In 2012, at age 81, he took up aerobatics and purchased his own Pitts Special S2B competition aerobatic biplane. He competed in State aerobatic competition, the last being the 2016 New South Wales State Competition where he competed in Sportsman Class. At age 85 he was considered as one of the oldest competition aerobatic pilots in the world.

==Global warming and climate change==
Yeomans started compiling information and warning people in talks and lectures about global warming in the mid to late 1980s. His book Priority One - Together We Can Beat Global Warming resulted from those actions. The book relies heavily on both his experience in soil fertility enhancement, and meteorology. In 1990, he was the only non-American invited to attend, and to participate in, a three-day, twenty-two person "think tank" to define the future of agriculture in the United States. It was held at the Esalen Institute in Big-Sur, California. It resulted in the Asilomar Declaration on Sustainable Agriculture. At this conference he presented a paper "An Agricultural Solution to the Greenhouse Effect" in which he proposed the then novel concept of absorbing atmospheric carbon into soil by the systematic enhancement of soil fertility levels. The concept is becoming internationally accepted and has become the basic tenets of the organization, Carbon Farmers of America.

His concept of the sequestration of atmospheric carbon dioxide by the enhancement of soil fertility was, as of 2010, adopted as policy by the Australian Federal Opposition parties.
Allan Yeomans also strongly supported the overall adoption of nuclear energy for industrial power. He advocated for a switch to biofuels for all transport, and for these to be produced in what are currently tropical rain forests. He argued that we have no other safe practical alternatives. He criticized what he considered the predilection of the major world environmental movements to species survival, while effectively ignoring meaningful global warming prevention issues.

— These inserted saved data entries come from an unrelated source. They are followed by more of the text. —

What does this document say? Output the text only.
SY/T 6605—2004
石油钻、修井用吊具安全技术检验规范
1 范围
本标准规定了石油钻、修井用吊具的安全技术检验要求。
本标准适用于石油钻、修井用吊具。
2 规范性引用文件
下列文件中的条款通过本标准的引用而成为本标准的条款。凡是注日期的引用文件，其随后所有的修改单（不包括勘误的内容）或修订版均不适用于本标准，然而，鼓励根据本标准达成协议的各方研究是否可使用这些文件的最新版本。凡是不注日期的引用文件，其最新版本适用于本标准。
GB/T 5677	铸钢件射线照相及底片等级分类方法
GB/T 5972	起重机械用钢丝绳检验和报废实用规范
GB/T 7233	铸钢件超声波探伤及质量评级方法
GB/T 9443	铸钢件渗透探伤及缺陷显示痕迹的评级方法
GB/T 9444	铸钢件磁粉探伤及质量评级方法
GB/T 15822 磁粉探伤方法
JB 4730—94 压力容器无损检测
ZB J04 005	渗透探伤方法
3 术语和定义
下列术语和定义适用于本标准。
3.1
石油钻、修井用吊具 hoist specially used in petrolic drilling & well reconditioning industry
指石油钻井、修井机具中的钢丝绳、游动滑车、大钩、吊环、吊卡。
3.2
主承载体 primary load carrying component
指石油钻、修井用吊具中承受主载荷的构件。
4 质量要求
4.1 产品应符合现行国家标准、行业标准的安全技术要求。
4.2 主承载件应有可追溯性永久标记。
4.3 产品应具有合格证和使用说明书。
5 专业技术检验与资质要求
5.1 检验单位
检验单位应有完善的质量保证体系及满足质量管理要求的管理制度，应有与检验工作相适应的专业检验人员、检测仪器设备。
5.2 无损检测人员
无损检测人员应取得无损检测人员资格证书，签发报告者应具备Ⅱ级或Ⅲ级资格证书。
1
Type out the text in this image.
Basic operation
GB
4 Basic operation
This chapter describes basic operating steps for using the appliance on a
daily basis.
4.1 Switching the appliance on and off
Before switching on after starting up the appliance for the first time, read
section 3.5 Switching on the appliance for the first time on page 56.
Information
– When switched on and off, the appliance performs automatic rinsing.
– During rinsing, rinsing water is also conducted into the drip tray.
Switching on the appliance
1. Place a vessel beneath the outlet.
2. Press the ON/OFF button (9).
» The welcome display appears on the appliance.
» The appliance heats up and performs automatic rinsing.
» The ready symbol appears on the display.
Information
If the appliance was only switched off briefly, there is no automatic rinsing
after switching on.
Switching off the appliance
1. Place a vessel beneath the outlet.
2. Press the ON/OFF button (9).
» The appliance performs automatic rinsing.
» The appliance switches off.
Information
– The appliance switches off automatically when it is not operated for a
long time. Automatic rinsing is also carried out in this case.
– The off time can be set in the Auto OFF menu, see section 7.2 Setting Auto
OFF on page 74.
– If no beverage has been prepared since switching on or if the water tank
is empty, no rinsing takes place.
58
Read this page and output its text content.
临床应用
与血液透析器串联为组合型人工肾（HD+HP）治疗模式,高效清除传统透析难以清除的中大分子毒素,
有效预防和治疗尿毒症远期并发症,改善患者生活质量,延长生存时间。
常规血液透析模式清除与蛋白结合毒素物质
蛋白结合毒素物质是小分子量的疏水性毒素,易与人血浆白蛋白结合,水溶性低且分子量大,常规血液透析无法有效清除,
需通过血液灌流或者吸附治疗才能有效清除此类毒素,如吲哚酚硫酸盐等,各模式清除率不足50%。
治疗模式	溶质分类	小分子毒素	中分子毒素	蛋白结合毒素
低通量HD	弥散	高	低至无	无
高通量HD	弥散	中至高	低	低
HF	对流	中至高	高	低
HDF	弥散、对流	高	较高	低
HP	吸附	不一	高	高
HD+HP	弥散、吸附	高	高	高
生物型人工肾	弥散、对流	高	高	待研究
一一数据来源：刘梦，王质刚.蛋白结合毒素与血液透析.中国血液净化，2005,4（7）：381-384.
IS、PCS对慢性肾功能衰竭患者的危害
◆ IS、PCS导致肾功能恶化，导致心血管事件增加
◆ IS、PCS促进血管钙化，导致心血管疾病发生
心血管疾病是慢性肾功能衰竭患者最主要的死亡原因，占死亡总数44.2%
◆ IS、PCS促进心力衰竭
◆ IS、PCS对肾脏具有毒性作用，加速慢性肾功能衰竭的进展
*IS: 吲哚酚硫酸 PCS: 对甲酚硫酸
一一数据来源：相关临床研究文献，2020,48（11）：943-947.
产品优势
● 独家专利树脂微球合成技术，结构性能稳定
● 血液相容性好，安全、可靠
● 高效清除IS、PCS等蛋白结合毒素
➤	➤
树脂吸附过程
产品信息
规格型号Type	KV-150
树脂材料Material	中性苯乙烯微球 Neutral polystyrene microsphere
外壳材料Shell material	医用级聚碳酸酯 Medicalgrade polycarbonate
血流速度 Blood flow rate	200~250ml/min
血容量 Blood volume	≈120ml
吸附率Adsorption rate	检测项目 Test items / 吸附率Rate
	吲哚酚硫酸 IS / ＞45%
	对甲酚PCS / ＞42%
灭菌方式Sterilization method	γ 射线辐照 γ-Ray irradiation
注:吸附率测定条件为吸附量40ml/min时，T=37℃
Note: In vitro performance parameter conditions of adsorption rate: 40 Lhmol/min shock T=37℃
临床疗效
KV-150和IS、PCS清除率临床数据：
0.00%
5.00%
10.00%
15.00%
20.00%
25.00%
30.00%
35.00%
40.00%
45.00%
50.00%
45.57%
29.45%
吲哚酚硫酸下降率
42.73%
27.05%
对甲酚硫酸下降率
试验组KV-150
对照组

==Personal life and death==
His sports and hobbies included skin diving, scuba diving, and competitive water skiing (one time national jump record holder. 1953 Marathon Event 7 hours 55.5 minutes). He was married in London in 1953 and was divorced in 1968. He had five daughters. His second wife Chris created the "Save The Farm Fund" charity in the drought ridden 1990s. In 1995 she was named Gold Coast Citizen of the Year. She was awarded Queenslander of the Year for Queensland Day in 1996 and a runner up for Australian of the Year, also in 1996. Chris was awarded an Order of Australia in 1997. A park on the Gold Coast was named the "Chris Yeomans Park" in her honour.

His father, P.A. Yeomans, and mother Rita Yeomans are both now dead.

Allan Yeomans died on 15 February 2024, at the age of 92.